Sobre uma possível reeleição, o professor pontua que a situação do presidente é complicada, pois ele teria que se ligar novamente a algum partido para ganhar força, talvez algum dentro desse grupo da direita tradicional. Porém, ao se ligar a um desses partidos, Bolsonaro iria contra o seu discurso antissistêmico e antipolítico que o tornou popular, afirma o especialista.

“Bolsonaro não tem a habilidade de um Rodrigo Maia para articular esses partidos de direita. Só consegue se manter popular a partir de uma retórica antissistêmica e antipolítica. Vincular-se a algum desses partidos seria o beijo da morte”, compara.

O desempenho da esquerda

Em relação à esquerda, Secco acredita que o PT está com sua força caindo desde 2016, se comparado a 2012. Para ele, muito antes desta eleição, aquele ano já fora um tombo histórico para o Partido dos Trabalhadores com a perda de muita prefeituras. O partido governava cerca de 17 milhões de brasileiros, caiu para 6,8 milhões em 2016, e, agora, governa cerca de 6,9 milhões. A queda em número de prefeituras também foi maior em 2016, lembra ele.

Comenta que o PT é um partido de mais força no interior que nas capitais, principalmente no Nordeste. Ele lembrou que o PT já havia perdido nas capitais do Nordeste, em 2018, se interiorizando desde o Governo Lula.
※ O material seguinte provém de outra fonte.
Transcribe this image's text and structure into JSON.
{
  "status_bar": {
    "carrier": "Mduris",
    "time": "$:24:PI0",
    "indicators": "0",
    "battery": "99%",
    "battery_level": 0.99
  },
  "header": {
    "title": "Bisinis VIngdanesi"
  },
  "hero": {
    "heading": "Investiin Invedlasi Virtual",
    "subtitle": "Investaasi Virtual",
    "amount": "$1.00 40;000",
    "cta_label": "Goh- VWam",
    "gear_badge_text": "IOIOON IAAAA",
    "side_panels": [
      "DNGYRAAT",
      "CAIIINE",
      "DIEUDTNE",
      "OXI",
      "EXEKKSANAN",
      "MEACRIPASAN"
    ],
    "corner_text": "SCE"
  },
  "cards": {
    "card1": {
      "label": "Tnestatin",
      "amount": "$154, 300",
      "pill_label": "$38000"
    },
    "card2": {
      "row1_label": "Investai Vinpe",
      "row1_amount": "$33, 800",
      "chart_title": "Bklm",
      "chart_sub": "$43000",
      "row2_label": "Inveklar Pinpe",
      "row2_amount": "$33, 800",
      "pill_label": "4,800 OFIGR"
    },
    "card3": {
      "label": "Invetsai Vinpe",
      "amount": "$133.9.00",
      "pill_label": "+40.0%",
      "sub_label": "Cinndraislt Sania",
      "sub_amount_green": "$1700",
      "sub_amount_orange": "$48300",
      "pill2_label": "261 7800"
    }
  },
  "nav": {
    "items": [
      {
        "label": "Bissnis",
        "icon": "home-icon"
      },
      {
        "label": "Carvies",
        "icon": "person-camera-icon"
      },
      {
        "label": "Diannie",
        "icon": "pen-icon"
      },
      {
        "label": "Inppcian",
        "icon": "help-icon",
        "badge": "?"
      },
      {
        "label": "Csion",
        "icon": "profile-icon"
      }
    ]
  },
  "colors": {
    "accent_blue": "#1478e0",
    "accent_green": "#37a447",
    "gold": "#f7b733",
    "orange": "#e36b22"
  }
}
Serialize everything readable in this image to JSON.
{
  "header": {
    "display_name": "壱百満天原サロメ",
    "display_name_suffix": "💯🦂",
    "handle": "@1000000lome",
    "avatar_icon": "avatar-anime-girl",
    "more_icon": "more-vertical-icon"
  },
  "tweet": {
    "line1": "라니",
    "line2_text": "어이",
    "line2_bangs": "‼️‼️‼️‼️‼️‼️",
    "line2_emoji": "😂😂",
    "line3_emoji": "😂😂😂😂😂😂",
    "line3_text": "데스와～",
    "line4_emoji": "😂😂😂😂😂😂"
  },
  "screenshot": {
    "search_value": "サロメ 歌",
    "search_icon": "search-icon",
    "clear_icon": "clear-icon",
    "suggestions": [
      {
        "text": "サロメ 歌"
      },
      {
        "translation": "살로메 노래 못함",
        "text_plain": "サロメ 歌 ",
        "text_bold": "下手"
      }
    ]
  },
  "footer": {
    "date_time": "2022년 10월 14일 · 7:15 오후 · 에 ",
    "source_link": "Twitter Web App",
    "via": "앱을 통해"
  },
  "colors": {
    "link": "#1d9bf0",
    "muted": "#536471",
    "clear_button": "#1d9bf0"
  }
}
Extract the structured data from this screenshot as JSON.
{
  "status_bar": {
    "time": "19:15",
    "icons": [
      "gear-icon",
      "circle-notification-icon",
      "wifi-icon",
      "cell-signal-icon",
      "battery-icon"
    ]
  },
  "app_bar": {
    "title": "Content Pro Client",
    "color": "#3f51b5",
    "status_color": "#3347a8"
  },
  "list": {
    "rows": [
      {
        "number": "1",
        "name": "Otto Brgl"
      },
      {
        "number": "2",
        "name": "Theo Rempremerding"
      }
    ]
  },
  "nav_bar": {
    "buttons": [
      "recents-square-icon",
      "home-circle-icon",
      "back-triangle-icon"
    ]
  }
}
“O que chama mais a atenção no caso do PT são essas derrotas de segundo turno, mas também, e principalmente, em São Paulo. Neste caso, foi erro de estratégia, mesmo”, avalia.

Liderança de Boulos

Para ele, a candidatura de Guilherme Boulos em São Paulo trouxe uma figura de um representante de movimentos sociais, com o apoio simbólico da ex-prefeita Luiza Erundina. “Substituiu o PT (e Fernando Haddad), em São Paulo, com uma imagem do PT de 30 anos atrás”, constatou.

Enquanto Boulos não tinha credenciais de gestor, o PT escolheu um candidato que só tinha credenciais de gestor, na opinião dele. “Ou o PT entrou para perder, ou não entendeu o que aconteceu na política brasileira nos últimos anos”, criticou.

Com isso, Boulos agrega ao currículo um valor de liderança nacional de esquerda que poderia ter sido de Haddad. Ele teria ganho força nacionalmente para uma possível candidatura para presidente, mas sofre pelo fator de que o PSOL ainda é uma sigla pequena, incomparável com o tamanho do PT.

No geral, Secco afirma que os partidos de esquerda, inclusive aqueles de centro-esquerda como PDT e PSB, não cresceram, desde 2016, mostrando uma situação “estacionária e mais fragmentada”. “Ser uma frente política de um candidato só, deveria ser o caminho da esquerda, o que eu duvido muito que ocorrerá”, previu.